Silvio Berlusconi, il presidente di tutti
Presidente, sempre. Di Forza Italia prima, del centrodestra unito poi. Il Pdl. Ma soprattutto presidente del Consiglio. Premier, per ben quattro volte. Presidente, anche fuori dai Palazzi della politica. Presidente dai campi da calcio all’editoria. Dal sogno rossonero al Giornale di Indro Montanelli. Il nostro Giornale.
Lui, il Cav. Che più di tutti ha contribuito a rendere grande il nostro Paese, creando posti di lavoro e ricchezza. Cavaliere del lavoro, appunto. Ma anche Cavaliere dei sogni. Perché è sempre riuscito a vedere il futuro laddove ancora non c’era nulla. Case, strade, asili, parchi: intere città, pensate e costruite a misura d’uomo. E tutti questi sogni li ha fatti brillare sin dentro alle case degli italiani. Canale 5, l’ammiraglia. E poi Italia1 e Rete4. Un nuovo modo di fare televisione, libero dal monopolio statalista della Rai. Un nuovo modo di raccontare l’Italia, tutto proiettato nel futuro.

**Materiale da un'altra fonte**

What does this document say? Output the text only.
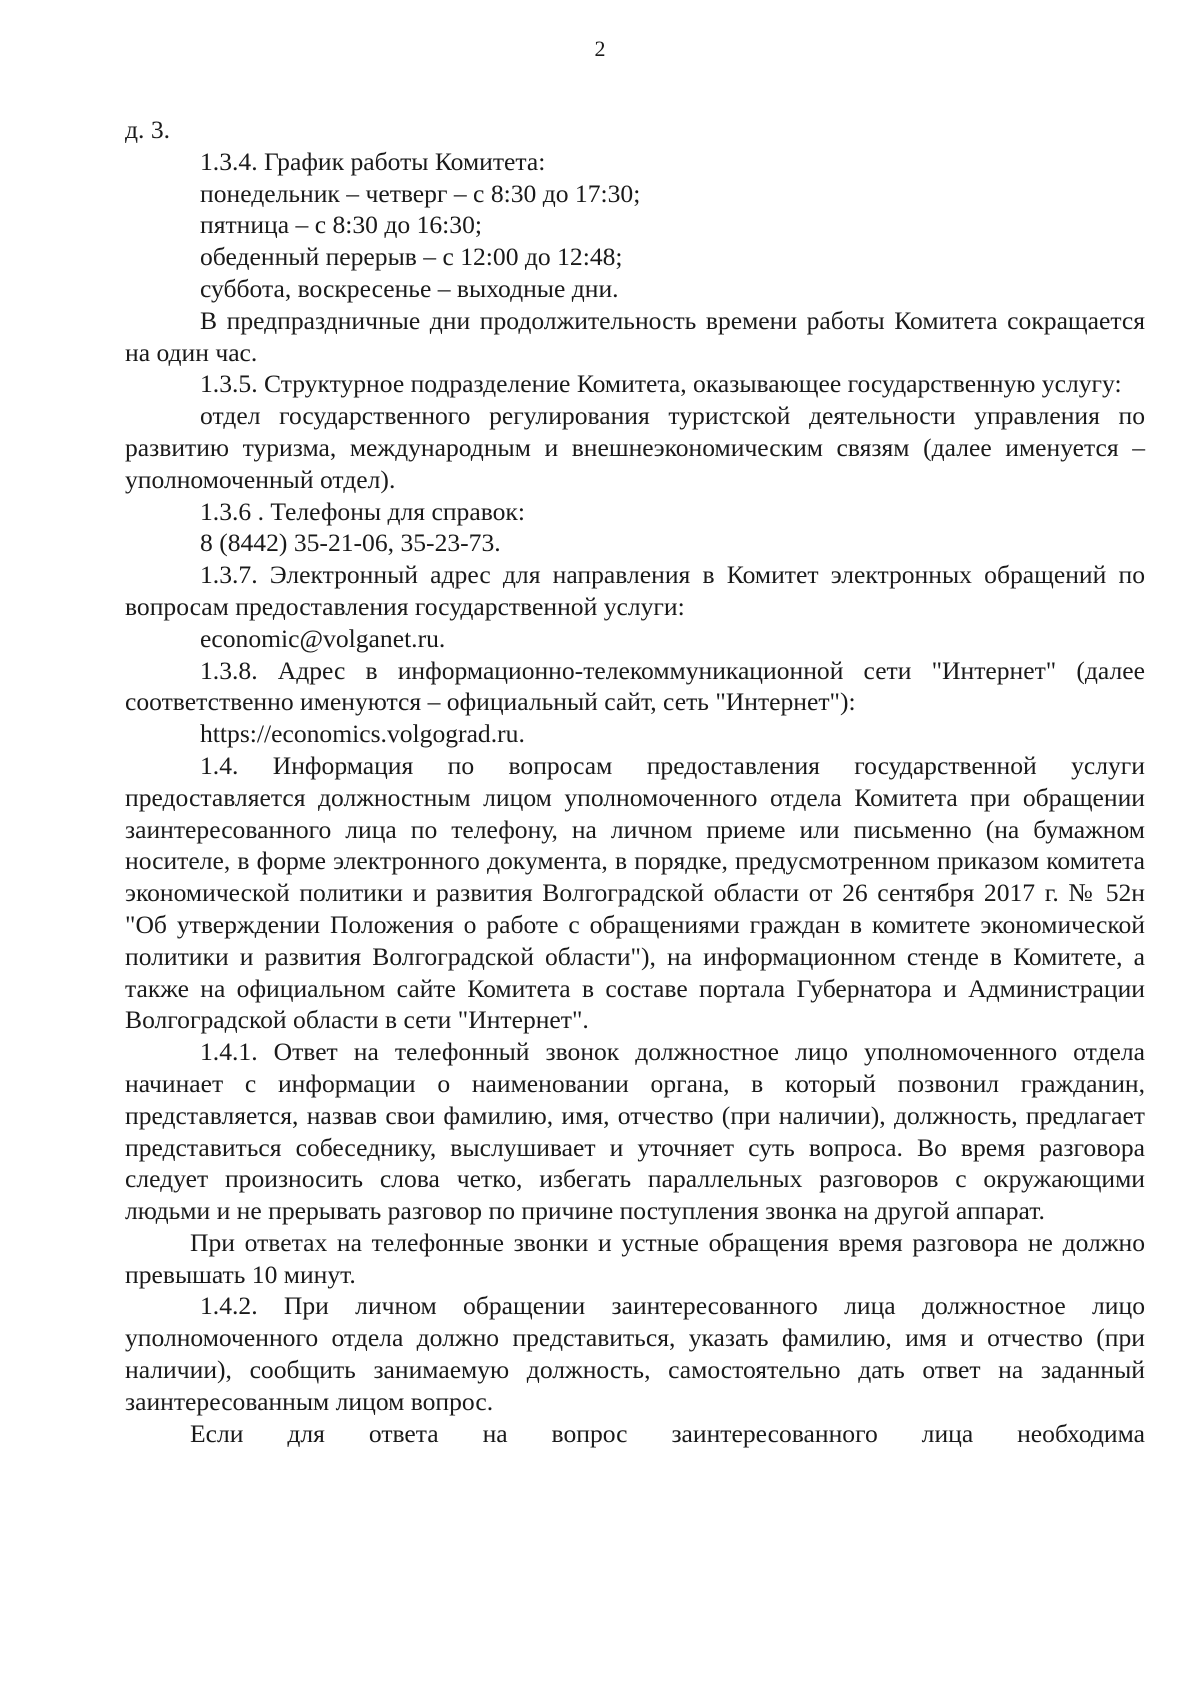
2

д. 3.

1.3.4. График работы Комитета:

понедельник – четверг – с 8:30 до 17:30;

пятница – с 8:30 до 16:30;

обеденный перерыв – с 12:00 до 12:48;

суббота, воскресенье – выходные дни.

В предпраздничные дни продолжительность времени работы Комитета сокращается на один час.

1.3.5. Структурное подразделение Комитета, оказывающее государственную услугу:

отдел государственного регулирования туристской деятельности управления по развитию туризма, международным и внешнеэкономическим связям (далее именуется – уполномоченный отдел).

1.3.6 . Телефоны для справок:

8 (8442) 35-21-06, 35-23-73.

1.3.7. Электронный адрес для направления в Комитет электронных обращений по вопросам предоставления государственной услуги:

economic@volganet.ru.

1.3.8. Адрес в информационно-телекоммуникационной сети "Интернет" (далее соответственно именуются – официальный сайт, сеть "Интернет"):

https://economics.volgograd.ru.

1.4. Информация по вопросам предоставления государственной услуги предоставляется должностным лицом уполномоченного отдела Комитета при обращении заинтересованного лица по телефону, на личном приеме или письменно (на бумажном носителе, в форме электронного документа, в порядке, предусмотренном приказом комитета экономической политики и развития Волгоградской области от 26 сентября 2017 г. № 52н "Об утверждении Положения о работе с обращениями граждан в комитете экономической политики и развития Волгоградской области"), на информационном стенде в Комитете, а также на официальном сайте Комитета в составе портала Губернатора и Администрации Волгоградской области в сети "Интернет".

1.4.1. Ответ на телефонный звонок должностное лицо уполномоченного отдела начинает с информации о наименовании органа, в который позвонил гражданин, представляется, назвав свои фамилию, имя, отчество (при наличии), должность, предлагает представиться собеседнику, выслушивает и уточняет суть вопроса. Во время разговора следует произносить слова четко, избегать параллельных разговоров с окружающими людьми и не прерывать разговор по причине поступления звонка на другой аппарат.

При ответах на телефонные звонки и устные обращения время разговора не должно превышать 10 минут.

1.4.2. При личном обращении заинтересованного лица должностное лицо уполномоченного отдела должно представиться, указать фамилию, имя и отчество (при наличии), сообщить занимаемую должность, самостоятельно дать ответ на заданный заинтересованным лицом вопрос.

Если для ответа на вопрос заинтересованного лица необходима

Per tutti era semplicemente Silvio. Perché era così che parlavano di lui. E non certo per mancargli di rispetto. Tutt’altro. In ognuno di noi, in un modo o nell’altro, c’è un pezzo (grande o piccolo) di lui, di Silvio. Nessuno tra i grandi capitani d’industria del passato, tra i giganti dell’imprenditoria di oggi o tra i capi di Stato che hanno segnato la politica della nostra Repubblica, è mai riuscito, infatti, a fare quanto lui. Tutti grandi nel loro settore, Berlusconi grande in tutto.
C’è probabilmente un’immagine che più di tutte racconta al meglio questo attaccamento degli italiani al Cav. È il 9 aprile del 2009. Tre giorni prima, alle 3:32 di notte, un terremoto ha devastato il Centro Italia. L’Aquila e tutt’intorno la provincia sembrano appena state bombardate. È un dramma per i morti (più di 300) e per i feriti (più di 1.600) ma anche per tutte quelle persone che sono rimaste senza una casa dove ripararsi, un letto su cui dormire, una tavola attorno a cui raccogliersi e mangiare. È l’immagine di un’Italia in ginocchio. Berlusconi vola subito sul posto. Il sopralluogo nella zona rossa e lì incontra un’anziana signora. È in lacrime, si trascina verso di lui e chiede il suo conforto. “Non c’è più niente!”, gli dice. E poi, dandogli del tu: “Silvio aiutaci, Silvio! Silvio, aiutaci! Non c’è più niente!”. E lui, lì da presidente del Consiglio, a rappresentare lo Stato, ad affermare col corpo e la presenza che lo Stato c’è, non risponde solo da premier. Risponde, soprattutto, da Silvio. La abbraccia, la consola. “Facciamo tutto, guardi – le promette – vedrà che l’Italia risponde”. “Nemmeno i denti c’ho più! Stanno là dentro!”, fa lei indicando la casa in macerie. “Glieli recuperiamo, signora, le recuperiamo tutto. Stia tranquilla”.
È con la stessa familiarità che gli italiani gli hanno sempre dato del tu almeno una volta nella vita. Perché se nomini Silvio è matematico che parli di Berlusconi. Allo stadio, sicuramente. Da quel febbraio 1986 in poi. L’ingresso colossale in elicottero e poi, a raffica, gli scudetti, le cinque Coppe dei Campioni, il Milan nel cuore. Silvio anche per gli avversari. In campo come in parlmento. Un amore, quello con la politica, che ha avuto inizio nel 1994 con un video che ormai tutti conoscono a memoria: “L’Italia è il Paese che amo. Qui ho le mie radici, le mie speranze, i miei orizzonti. Qui ho imparato, da mio padre e dalla vita, il mio mestiere di imprenditore. Qui ho appreso la passione per la libertà”. Forza Italia e il progetto liberale. Un intero popolo che si è riconosciuto in lui, al di là del partito. “Presidente siamo con te – cantavano – meno male che Silvio c’è”. Senza specificare il cognome. Non ce n’è mai stato bisogno. Nemmeno per i nemici più feroci.